In the context of this particular case, these general principles tell us two things: On the one hand, Congress plainly sought to curb the dissemination of false information by adopting procedures designed to decrease the risk. On the other hand, Robins cannot satisfy the demands of Article III by alleging a bare procedural violation. A violation of one of the FCRA's procedural requirements may result in no harm. For example, even if a consumer reporting agency fails to provide the required notice to a user of the agency's consumer information, that information regardless may be entirely accurate. In addition, not all inaccuracies cause harm or present any material risk of harm. An example that comes readily to mind is an incorrect zip code. It is difficult to imagine how the dissemination of an incorrect zip code, without more, could work any concrete harm.

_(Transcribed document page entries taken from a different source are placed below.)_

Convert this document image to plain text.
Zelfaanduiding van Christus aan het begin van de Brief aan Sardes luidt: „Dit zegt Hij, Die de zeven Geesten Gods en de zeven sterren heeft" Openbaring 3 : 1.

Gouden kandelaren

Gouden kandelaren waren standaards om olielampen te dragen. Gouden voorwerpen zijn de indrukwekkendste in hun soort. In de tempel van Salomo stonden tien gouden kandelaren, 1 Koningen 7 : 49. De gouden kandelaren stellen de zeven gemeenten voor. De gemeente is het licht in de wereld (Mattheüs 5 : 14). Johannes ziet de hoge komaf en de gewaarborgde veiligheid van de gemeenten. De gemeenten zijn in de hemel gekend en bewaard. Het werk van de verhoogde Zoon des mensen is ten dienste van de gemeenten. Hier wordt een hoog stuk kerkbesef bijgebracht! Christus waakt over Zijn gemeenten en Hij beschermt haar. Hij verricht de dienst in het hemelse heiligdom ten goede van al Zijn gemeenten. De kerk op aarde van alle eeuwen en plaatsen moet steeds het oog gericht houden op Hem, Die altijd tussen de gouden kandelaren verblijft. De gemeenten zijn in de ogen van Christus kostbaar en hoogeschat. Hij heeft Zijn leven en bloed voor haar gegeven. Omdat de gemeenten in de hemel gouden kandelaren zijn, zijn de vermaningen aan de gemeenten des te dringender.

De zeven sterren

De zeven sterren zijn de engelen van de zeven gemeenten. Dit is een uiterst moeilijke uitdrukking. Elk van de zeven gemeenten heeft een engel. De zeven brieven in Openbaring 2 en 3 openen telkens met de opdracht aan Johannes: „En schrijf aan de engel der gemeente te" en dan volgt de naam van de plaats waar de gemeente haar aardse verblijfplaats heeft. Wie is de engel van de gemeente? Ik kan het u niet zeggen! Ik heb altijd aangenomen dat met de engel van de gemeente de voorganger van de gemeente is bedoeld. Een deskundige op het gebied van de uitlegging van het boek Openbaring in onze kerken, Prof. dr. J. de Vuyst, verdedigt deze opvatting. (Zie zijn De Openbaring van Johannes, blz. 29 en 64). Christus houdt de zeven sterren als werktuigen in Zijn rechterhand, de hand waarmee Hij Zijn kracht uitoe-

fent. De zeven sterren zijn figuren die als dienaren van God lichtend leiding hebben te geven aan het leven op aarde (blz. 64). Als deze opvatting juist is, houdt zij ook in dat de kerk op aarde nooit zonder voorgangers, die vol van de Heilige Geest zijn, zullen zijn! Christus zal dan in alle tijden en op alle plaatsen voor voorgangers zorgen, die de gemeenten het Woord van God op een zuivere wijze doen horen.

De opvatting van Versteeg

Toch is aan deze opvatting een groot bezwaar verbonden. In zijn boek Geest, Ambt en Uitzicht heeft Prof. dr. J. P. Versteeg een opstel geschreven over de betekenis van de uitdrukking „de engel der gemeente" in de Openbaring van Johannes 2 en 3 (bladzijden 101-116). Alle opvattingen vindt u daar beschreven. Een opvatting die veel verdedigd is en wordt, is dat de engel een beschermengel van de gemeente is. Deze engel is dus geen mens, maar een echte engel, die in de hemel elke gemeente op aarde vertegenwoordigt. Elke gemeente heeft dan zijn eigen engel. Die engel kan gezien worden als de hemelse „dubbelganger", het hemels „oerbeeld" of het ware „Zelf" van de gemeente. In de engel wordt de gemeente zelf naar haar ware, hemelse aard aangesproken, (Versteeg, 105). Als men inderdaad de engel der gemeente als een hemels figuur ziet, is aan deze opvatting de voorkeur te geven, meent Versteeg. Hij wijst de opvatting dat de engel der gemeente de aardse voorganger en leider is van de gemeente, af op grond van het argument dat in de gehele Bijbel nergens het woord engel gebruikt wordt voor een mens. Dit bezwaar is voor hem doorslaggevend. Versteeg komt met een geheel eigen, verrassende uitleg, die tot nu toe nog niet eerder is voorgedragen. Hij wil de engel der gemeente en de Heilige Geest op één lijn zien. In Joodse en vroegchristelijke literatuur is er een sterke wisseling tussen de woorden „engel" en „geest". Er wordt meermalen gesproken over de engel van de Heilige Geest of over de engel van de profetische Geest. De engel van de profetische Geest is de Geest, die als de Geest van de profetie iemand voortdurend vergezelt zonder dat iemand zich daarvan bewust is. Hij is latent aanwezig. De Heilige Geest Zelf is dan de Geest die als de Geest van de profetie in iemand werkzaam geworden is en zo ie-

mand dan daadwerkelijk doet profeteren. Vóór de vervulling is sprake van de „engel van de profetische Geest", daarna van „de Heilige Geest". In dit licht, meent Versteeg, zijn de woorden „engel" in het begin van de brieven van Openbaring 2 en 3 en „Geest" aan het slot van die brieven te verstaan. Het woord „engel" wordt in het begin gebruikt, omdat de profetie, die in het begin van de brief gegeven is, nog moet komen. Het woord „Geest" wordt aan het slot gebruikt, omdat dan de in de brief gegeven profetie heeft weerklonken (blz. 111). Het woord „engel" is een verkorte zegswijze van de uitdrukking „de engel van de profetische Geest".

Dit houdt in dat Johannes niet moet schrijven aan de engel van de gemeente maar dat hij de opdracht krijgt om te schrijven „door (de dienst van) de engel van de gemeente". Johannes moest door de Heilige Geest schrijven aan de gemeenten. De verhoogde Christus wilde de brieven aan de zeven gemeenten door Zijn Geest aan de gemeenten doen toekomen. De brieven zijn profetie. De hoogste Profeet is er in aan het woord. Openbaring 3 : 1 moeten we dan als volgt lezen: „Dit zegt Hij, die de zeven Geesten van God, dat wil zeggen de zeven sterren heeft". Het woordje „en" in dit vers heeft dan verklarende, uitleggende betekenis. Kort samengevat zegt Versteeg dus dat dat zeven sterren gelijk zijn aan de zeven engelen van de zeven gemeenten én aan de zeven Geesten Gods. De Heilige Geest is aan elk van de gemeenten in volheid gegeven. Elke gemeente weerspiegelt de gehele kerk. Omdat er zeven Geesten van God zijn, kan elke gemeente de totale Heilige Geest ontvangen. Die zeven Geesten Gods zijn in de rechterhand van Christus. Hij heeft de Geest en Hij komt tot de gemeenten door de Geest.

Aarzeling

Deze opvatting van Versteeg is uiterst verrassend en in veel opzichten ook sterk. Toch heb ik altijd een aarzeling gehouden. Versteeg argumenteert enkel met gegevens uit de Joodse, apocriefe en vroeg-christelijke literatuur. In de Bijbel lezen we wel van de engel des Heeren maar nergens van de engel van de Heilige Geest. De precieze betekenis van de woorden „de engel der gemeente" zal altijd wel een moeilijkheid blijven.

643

Justices Kennedy, Breyer, Roberts, Kagan and Thomas joined in the opinion with Justice Thomas writing separately to explain how the "injury in fact" requirement applies differently when public and private rights are at issue, stating that "the concrete-harm requirement does not apply as rigorously when a private plaintiff seeks to vindicate his own private rights," adding that a plaintiff seeking to vindicate a statutorily created private right need not allege actual harm beyond the invasion of that private right. A plaintiff seeking to vindicate a public right embodied in a federal statute, however, must demonstrate that the violation of that public right has caused him a concrete, individual harm distinct from the general population. Justices Ginsburg and Sotomayor dissented.